Birthday Sponge Cake
300g (300ml) melted butter/baking margarine (like Wooden Spoon/Corden Bleu)
520g (1000ml) flour
500g (600g) castor sugar
30ml baking powder
6 large eggs
10ml vanilla (or other flavour) essence
Preheat oven to 180 degrees celcius. Grease and line oven roasting pan. Place melted margarine in a bowl. Sift dry ingredients onto margarine. Add eggs, milk, water and essesnce. Beat for 3-6 minutes by hand or 2-3 minutes on low speed with electric beaters until the mixture is smooth scraping down the sides once or twice if necessary. Pour mixture into baking tin and bake for 30 – 40 minutes or until the skewer comes out clean. If the top of the cake is browning too quickly, put a lid of tin foil, dull side facing you, on loosely from about the 25 minute mark.
Allow to cool completely before decorating with your favourite icing.
This recipe makes one large rectangular cake in a standard black oven pan that comes with most ovens.
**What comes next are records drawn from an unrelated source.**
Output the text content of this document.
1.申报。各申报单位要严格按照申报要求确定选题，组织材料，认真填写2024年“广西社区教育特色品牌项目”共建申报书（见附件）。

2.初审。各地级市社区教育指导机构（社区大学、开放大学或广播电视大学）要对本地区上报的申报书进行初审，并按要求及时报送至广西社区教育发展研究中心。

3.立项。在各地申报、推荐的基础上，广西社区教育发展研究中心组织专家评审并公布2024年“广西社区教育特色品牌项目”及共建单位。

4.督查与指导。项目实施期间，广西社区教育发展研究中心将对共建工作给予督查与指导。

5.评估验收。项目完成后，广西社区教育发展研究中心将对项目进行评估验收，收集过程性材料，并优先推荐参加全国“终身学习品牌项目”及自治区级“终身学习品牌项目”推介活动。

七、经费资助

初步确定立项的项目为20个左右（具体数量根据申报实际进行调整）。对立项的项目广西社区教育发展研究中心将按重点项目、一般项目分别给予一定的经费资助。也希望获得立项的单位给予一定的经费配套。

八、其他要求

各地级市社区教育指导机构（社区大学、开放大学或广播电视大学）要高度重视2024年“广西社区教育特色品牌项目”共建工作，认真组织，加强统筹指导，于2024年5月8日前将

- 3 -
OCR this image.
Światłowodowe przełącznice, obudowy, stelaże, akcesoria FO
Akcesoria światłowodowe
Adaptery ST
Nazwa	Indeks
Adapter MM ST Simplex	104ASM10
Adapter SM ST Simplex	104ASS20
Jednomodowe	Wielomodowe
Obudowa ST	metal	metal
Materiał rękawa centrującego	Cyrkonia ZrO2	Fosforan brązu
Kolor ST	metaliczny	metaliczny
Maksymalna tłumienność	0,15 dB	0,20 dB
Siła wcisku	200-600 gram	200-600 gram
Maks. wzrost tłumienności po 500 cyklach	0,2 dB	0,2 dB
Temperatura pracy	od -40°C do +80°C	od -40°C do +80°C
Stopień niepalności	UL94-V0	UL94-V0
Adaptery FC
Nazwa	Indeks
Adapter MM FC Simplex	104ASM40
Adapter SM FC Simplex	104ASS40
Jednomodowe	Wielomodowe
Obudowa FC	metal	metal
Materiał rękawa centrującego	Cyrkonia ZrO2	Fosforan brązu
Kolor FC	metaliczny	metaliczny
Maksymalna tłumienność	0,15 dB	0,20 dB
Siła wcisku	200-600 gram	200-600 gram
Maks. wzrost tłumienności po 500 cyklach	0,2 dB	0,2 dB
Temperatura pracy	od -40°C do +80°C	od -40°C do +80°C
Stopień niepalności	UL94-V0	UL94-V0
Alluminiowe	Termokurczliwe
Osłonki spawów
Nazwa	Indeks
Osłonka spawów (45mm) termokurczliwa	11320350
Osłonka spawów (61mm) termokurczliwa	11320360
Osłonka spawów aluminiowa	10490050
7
So in order to cut up a cake in a specific design, I printed off a number 8 using MSWord, font: myriad pro bold, font size: 1950 on A3 paper. I cut the number out and pinned it to the cake using tooth picks. I cut around this number with a knife and removed the pieces I didn’t need. I then transferred this onto the board before I started decorating. The track is made of fondant that I dyed black with gel food colour and the rest of the icing is buttercream.